A ce point de mauvaise foi, le discours se passe de commentaires. Aujourd'hui, la tendance est plus subtilement à une récupération du discours pour étayer le concept de « dialogue des cultures » (Moura, 1999 : 2). Nous en avons eu un écho au Salon du Livre de Paris édition 2006, dont l'invité d'honneur était justement la Francophonie (cette fois-ci avec trois fff ! ).

 Pour ce qui est de la francophonie culturelle, il convient d'apporter une nuance et de bien distinguer la francophonie linguistique, qui relève de la décision publique, et la francophonie littéraire, qui reste toujours une position individuelle. Le développement d'une écriture en français dans les pays tiers s'est fait pour la plus grande partie parallèlement à l'extension des zones de pouvoir politique de la France. Y a-t-il aujourd'hui un objet global littéraire francophone distinct de la structure politique ? Le concept de francophonie littéraire a-t-il une validité scientifique ? Peut-il y avoir une théorie de cet objet ? Est-on fondé à faire des « études littéraires francophones » ? L'objet que nous étudions existe-t-il hors d'une construction idéologique ?

Dans les premiers chapitres de son ouvrage La francophonie littéraire. Essai pour une théorie, Michel Beniamino fonde le phénomène de francophonie littéraire sur plusieurs paramètres : espace, histoire, langue… Examinons ces trois paramètres principaux.

DE L'ESPACE LITTERAIRE FRANCOPHONE

Remarquons d'abord que le discours sur la francophonie littéraire se démarque des autres discours critiques sur la littérature, qui donnent habituellement la préférence à l'analyse de type historique sur l'approche spatiale. Il n'est peut-être pas anodin que dans les études francophones, on raisonne davantage en termes d'espace que d'histoire. On exhibe des planisphères officiels piquetés de petits drapeaux, on estampille des collections littéraires « Espaces francophones »; cela permet d'esquiver le débat sur l'histoire de la francophonie qui est dans bien des cas une histoire de domination violente.

 De quel espace parle-t-on ? Souvent, les études littéraires sur la francophonie reprennent les découpages institutionnels. Or les frontières institutionnelles sont très contestables. Les frontières administratives sont souvent exogènes. Pour l'Afrique par exemple, Selon Michel Fouché, 32% des frontières ont été tracées par les Français.(Fouché, 1991 :49). Elles ne correspondent pas aux délimitations linguistiques, qui sont très mouvantes et en perpétuelle évolution, et qui elles-mêmes sont distinctes des frontières littéraires, plus labiles encore. De nombreuses équipes de recherches ont réfléchi sur cette notion de frontières de la francophonie littéraire1, sans parvenir à dénouer le nœud gordien.

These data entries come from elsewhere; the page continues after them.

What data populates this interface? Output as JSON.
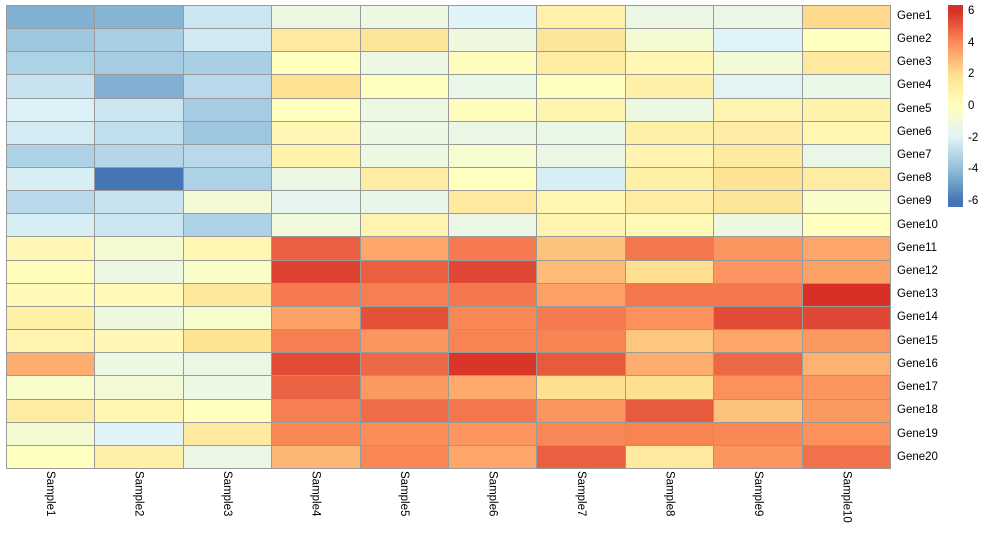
{
  "chart_data": {
    "type": "heatmap",
    "title": "",
    "xlabel": "",
    "ylabel": "",
    "grid_color": "#9a9a9a",
    "background": "#ffffff",
    "rows": [
      "Gene1",
      "Gene2",
      "Gene3",
      "Gene4",
      "Gene5",
      "Gene6",
      "Gene7",
      "Gene8",
      "Gene9",
      "Gene10",
      "Gene11",
      "Gene12",
      "Gene13",
      "Gene14",
      "Gene15",
      "Gene16",
      "Gene17",
      "Gene18",
      "Gene19",
      "Gene20"
    ],
    "columns": [
      "Sample1",
      "Sample2",
      "Sample3",
      "Sample4",
      "Sample5",
      "Sample6",
      "Sample7",
      "Sample8",
      "Sample9",
      "Sample10"
    ],
    "values": [
      [
        -4.4,
        -4.3,
        -2.5,
        -1.2,
        -1.2,
        -2.0,
        0.9,
        -1.3,
        -1.3,
        2.2
      ],
      [
        -3.7,
        -3.4,
        -2.4,
        1.4,
        1.6,
        -1.1,
        1.6,
        -0.7,
        -2.0,
        0.0
      ],
      [
        -3.3,
        -3.5,
        -3.4,
        0.0,
        -1.2,
        0.1,
        1.2,
        0.5,
        -0.8,
        1.4
      ],
      [
        -2.6,
        -4.4,
        -3.0,
        1.9,
        0.0,
        -1.4,
        0.0,
        1.0,
        -1.8,
        -1.4
      ],
      [
        -2.1,
        -2.5,
        -3.5,
        0.0,
        -1.2,
        0.1,
        0.7,
        -1.2,
        0.7,
        0.8
      ],
      [
        -2.3,
        -2.8,
        -3.7,
        0.5,
        -1.2,
        -1.3,
        -1.4,
        1.0,
        1.1,
        0.6
      ],
      [
        -3.3,
        -3.1,
        -3.0,
        0.8,
        -1.2,
        -0.6,
        -1.3,
        0.7,
        1.3,
        -1.4
      ],
      [
        -2.2,
        -6.0,
        -3.3,
        -1.3,
        1.2,
        0.0,
        -2.2,
        1.0,
        1.8,
        1.2
      ],
      [
        -3.0,
        -2.6,
        -0.8,
        -1.6,
        -1.5,
        1.4,
        0.6,
        1.2,
        1.6,
        -0.4
      ],
      [
        -2.2,
        -2.5,
        -3.3,
        -1.0,
        0.7,
        -1.3,
        0.7,
        0.4,
        -1.1,
        0.0
      ],
      [
        0.5,
        -0.7,
        0.6,
        5.0,
        3.4,
        4.4,
        2.7,
        4.5,
        3.8,
        3.4
      ],
      [
        0.2,
        -1.2,
        -0.4,
        5.6,
        5.0,
        5.5,
        2.9,
        2.0,
        3.8,
        3.5
      ],
      [
        0.3,
        0.3,
        1.5,
        4.4,
        4.3,
        4.5,
        3.5,
        4.5,
        4.5,
        6.0
      ],
      [
        1.0,
        -1.1,
        -0.5,
        3.5,
        5.3,
        4.1,
        4.4,
        3.9,
        5.4,
        5.5
      ],
      [
        0.7,
        0.5,
        1.8,
        4.3,
        3.8,
        4.2,
        4.2,
        2.6,
        3.4,
        3.7
      ],
      [
        3.2,
        -1.2,
        -1.3,
        5.4,
        4.8,
        5.9,
        5.1,
        3.2,
        4.8,
        3.1
      ],
      [
        -0.4,
        -0.8,
        -1.2,
        4.9,
        3.7,
        3.3,
        2.0,
        2.0,
        3.9,
        3.8
      ],
      [
        1.2,
        0.6,
        0.0,
        4.3,
        4.7,
        4.5,
        3.8,
        5.1,
        2.7,
        3.7
      ],
      [
        -0.7,
        -2.0,
        1.4,
        4.1,
        4.0,
        3.8,
        4.1,
        4.2,
        4.1,
        3.9
      ],
      [
        0.0,
        1.0,
        -1.3,
        3.0,
        4.1,
        3.4,
        5.0,
        1.4,
        3.8,
        4.6
      ]
    ],
    "color_scale": {
      "name": "RdYlBu-reversed",
      "stops": [
        {
          "value": -6,
          "color": "#4575b4"
        },
        {
          "value": -4,
          "color": "#91bfdb"
        },
        {
          "value": -2,
          "color": "#e0f3f8"
        },
        {
          "value": 0,
          "color": "#ffffbf"
        },
        {
          "value": 2,
          "color": "#fee090"
        },
        {
          "value": 4,
          "color": "#fc8d59"
        },
        {
          "value": 6,
          "color": "#d73027"
        }
      ]
    },
    "legend": {
      "position": "right",
      "min": -6.4,
      "max": 6.4,
      "ticks": [
        6,
        4,
        2,
        0,
        -2,
        -4,
        -6
      ]
    }
  }
}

 Et avant toute chose, quel vocabulaire utiliser ? Parlera t-on d' « espace » ou de « territoire » ? Un espace est par définition ouvert, fondé sur les circulations (entre les pays, les langues, les marchandises, les idées…) L'espace francophone aujourd'hui est davantage un territoire contrôlé par la France : contrôle de la circulation des hommes (pourquoi un visa pour un étudiant francophone venu faire des études en France ?), et contrôle de la diffusion des idées (la vie institutionnelle de la littérature francophone est très franco-centrée, les écrivains francophones africains par exemple sont quasiment tous édités à Paris, quelques-uns à Montréal ou à Bruxelles).

 Pourrait-on parler d'« aire culturelle » à défaut d' « espace » ? Dans un article récent (Beniamino, 2003 : 19), Béniamino montre bien en quoi ce concept est plus contestable encore. Né chez Léo Frobenius, sous l'influence des théories anthropo- géographiques de Ratzel, il véhicule l'idéologie d'une zone d'influence de la France sur une partie du monde.

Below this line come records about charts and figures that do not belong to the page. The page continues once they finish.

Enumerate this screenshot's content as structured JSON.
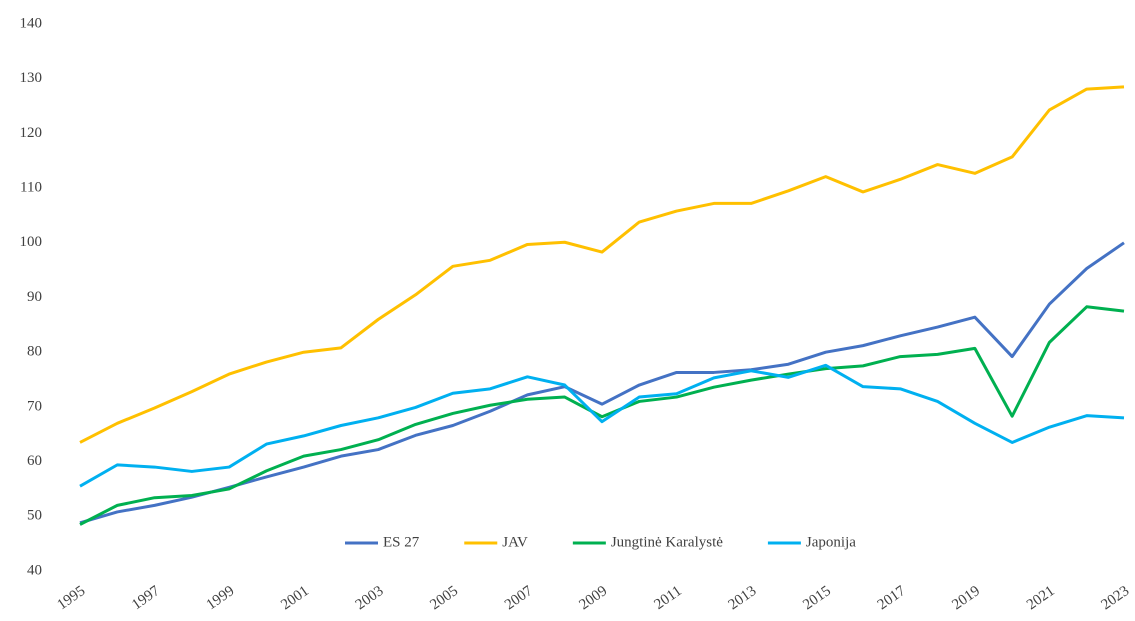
{
  "chart_data": {
    "type": "line",
    "x": [
      1995,
      1996,
      1997,
      1998,
      1999,
      2000,
      2001,
      2002,
      2003,
      2004,
      2005,
      2006,
      2007,
      2008,
      2009,
      2010,
      2011,
      2012,
      2013,
      2014,
      2015,
      2016,
      2017,
      2018,
      2019,
      2020,
      2021,
      2022,
      2023
    ],
    "series": [
      {
        "name": "ES 27",
        "color": "#4472c4",
        "values": [
          48.8,
          50.8,
          52,
          53.5,
          55.3,
          57.2,
          59,
          61,
          62.2,
          64.8,
          66.6,
          69.2,
          72.2,
          73.7,
          70.5,
          74,
          76.3,
          76.3,
          76.8,
          77.8,
          80,
          81.2,
          83,
          84.6,
          86.4,
          79.2,
          88.8,
          95.3,
          100
        ]
      },
      {
        "name": "JAV",
        "color": "#ffc000",
        "values": [
          63.5,
          67,
          69.8,
          72.8,
          76,
          78.2,
          80,
          80.8,
          86,
          90.5,
          95.7,
          96.8,
          99.7,
          100.1,
          98.3,
          103.8,
          105.8,
          107.2,
          107.2,
          109.5,
          112.1,
          109.3,
          111.6,
          114.3,
          112.7,
          115.7,
          124.3,
          128.1,
          128.5
        ]
      },
      {
        "name": "Jungtinė Karalystė",
        "color": "#00b050",
        "values": [
          48.5,
          52,
          53.4,
          53.8,
          55,
          58.3,
          61,
          62.2,
          64,
          66.8,
          68.8,
          70.3,
          71.4,
          71.8,
          68.2,
          71,
          71.8,
          73.6,
          74.9,
          76,
          77,
          77.5,
          79.2,
          79.6,
          80.7,
          68.3,
          81.8,
          88.3,
          87.5
        ]
      },
      {
        "name": "Japonija",
        "color": "#00b0f0",
        "values": [
          55.5,
          59.4,
          59,
          58.2,
          59,
          63.2,
          64.7,
          66.6,
          68,
          69.9,
          72.5,
          73.3,
          75.5,
          74,
          67.3,
          71.8,
          72.4,
          75.3,
          76.6,
          75.4,
          77.6,
          73.7,
          73.3,
          71,
          67,
          63.5,
          66.3,
          68.4,
          68
        ]
      }
    ],
    "xlim": [
      1995,
      2023
    ],
    "xticks": [
      1995,
      1997,
      1999,
      2001,
      2003,
      2005,
      2007,
      2009,
      2011,
      2013,
      2015,
      2017,
      2019,
      2021,
      2023
    ],
    "ylim": [
      40,
      140
    ],
    "yticks": [
      40,
      50,
      60,
      70,
      80,
      90,
      100,
      110,
      120,
      130,
      140
    ],
    "grid": false,
    "legend": "bottom"
  }
}
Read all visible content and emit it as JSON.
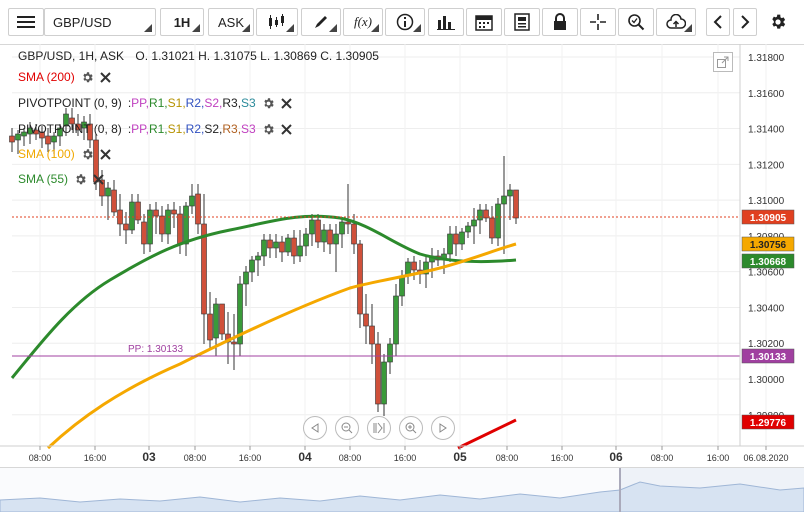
{
  "toolbar": {
    "symbol": "GBP/USD",
    "timeframe": "1H",
    "price_type": "ASK"
  },
  "chart": {
    "title": "GBP/USD, 1H, ASK",
    "ohlc": "O. 1.31021  H. 1.31075  L. 1.30869  C. 1.30905",
    "indicators": [
      {
        "label": "SMA (200)",
        "color": "#e00000"
      },
      {
        "label": "PIVOTPOINT (0, 9)",
        "parts": [
          [
            "PP,",
            "#c040c0"
          ],
          [
            "R1,",
            "#2c8a2c"
          ],
          [
            "S1,",
            "#b59200"
          ],
          [
            "R2,",
            "#3050c0"
          ],
          [
            "S2,",
            "#c040c0"
          ],
          [
            "R3,",
            "#222222"
          ],
          [
            "S3",
            "#2a8a9a"
          ]
        ]
      },
      {
        "label": "PIVOTPOINT (0, 8)",
        "parts": [
          [
            "PP,",
            "#c040c0"
          ],
          [
            "R1,",
            "#2c8a2c"
          ],
          [
            "S1,",
            "#b59200"
          ],
          [
            "R2,",
            "#3050c0"
          ],
          [
            "S2,",
            "#222222"
          ],
          [
            "R3,",
            "#b06020"
          ],
          [
            "S3",
            "#c040c0"
          ]
        ]
      },
      {
        "label": "SMA (100)",
        "color": "#f0a800"
      },
      {
        "label": "SMA (55)",
        "color": "#2c8a2c"
      }
    ],
    "pp_label": "PP: 1.30133",
    "price_levels": [
      "1.31800",
      "1.31600",
      "1.31400",
      "1.31200",
      "1.31000",
      "1.30800",
      "1.30600",
      "1.30400",
      "1.30200",
      "1.30000",
      "1.29800"
    ],
    "price_labels": {
      "current": "1.30905",
      "sma100": "1.30756",
      "sma55": "1.30668",
      "pp": "1.30133",
      "sma200": "1.29776"
    },
    "time_labels": [
      [
        "08:00",
        false
      ],
      [
        "16:00",
        false
      ],
      [
        "03",
        true
      ],
      [
        "08:00",
        false
      ],
      [
        "16:00",
        false
      ],
      [
        "04",
        true
      ],
      [
        "08:00",
        false
      ],
      [
        "16:00",
        false
      ],
      [
        "05",
        true
      ],
      [
        "08:00",
        false
      ],
      [
        "16:00",
        false
      ],
      [
        "06",
        true
      ],
      [
        "08:00",
        false
      ],
      [
        "16:00",
        false
      ],
      [
        "06.08.2020",
        false
      ]
    ],
    "colors": {
      "bull": "#3a9a3a",
      "bear": "#d0503a",
      "sma55": "#2c8a2c",
      "sma100": "#f5a800",
      "sma200": "#e00000",
      "pp": "#a040a0",
      "current": "#e04020"
    }
  }
}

 Ainsi, il est délicat de parler d'espace quand on tente une définition de la francophonie littéraire. L'espace francophone n'est-il pas au fond une construction mentale de la France, comme l'orientalisme fut inventé par l'Occident (Saïd, 1980) ?

DE L'HISTOIRE LITTERAIRE DES LITTERATURES FRANCOPHONES

Il faut réécrire l'histoire de la littérature francophone. On tentera de le suggérer ici en prenant l'exemple des littératures africaines. Plusieurs critiques doivent être faites.

 Premièrement, cette histoire est lacunaire. Nous travaillons sur ces littératures avec en tête une histoire officielle de la francophonie, jalonnée de dates incontournables et d'œuvres de référence, peu remises en cause. Ne prenons que l'exemple des débuts de la littérature écrite en Afrique noire. Depuis les travaux pionniers de Mme Kesteloot (Kesteloot, 1963), trop peu renouvelés par la critique, les étapes canoniques en sont la parution à Paris de Batouala de René Maran, en 1921, puis l'émergence dans le Quartier Latin du mouvement de la négritude… Le critique béninois Guy Ossito Midiohouan s'offusque : « Contrairement à une opinion largement partagée, la littérature négro-africaine d'expression française n'est pas née en France ! » (Midiohouan, 2002 : 17). En effet, pour prendre un seul exemple, dans ces mêmes années 1920-1930 le poète Jean-Joseph Rabearivelo inventait à Madagascar une manière et une matière poétique en français tout à fait originale, dix ans avant Senghor !

 Ensuite, cette histoire littéraire est trop franco-centrée. Elle a été largement écrite en France, et porte sur la francophonie littéraire un regard surplombant, parfois même condescendant. On se souviendra de ce propos de Marguerite Duras évoquant le roman de Paul Hazoumé, Doguicimi (1938), « Il fut beaucoup question de Domicigui (sic) pendant le dîner. D'autant plus que comme tous les rédacteurs du ministère des colonies j'avais eu entre les mains cet ouvrage si probant des bienfaits du colonialisme – du moment qu'il était écrit en français par un sujet noir. Je félicitai chaleureusement l'auteur de l'avoir écrit. J'évitais bien entendu de lui avouer que je n'en avais pas lu le premier mot… » (Ricard, 1995 : 49)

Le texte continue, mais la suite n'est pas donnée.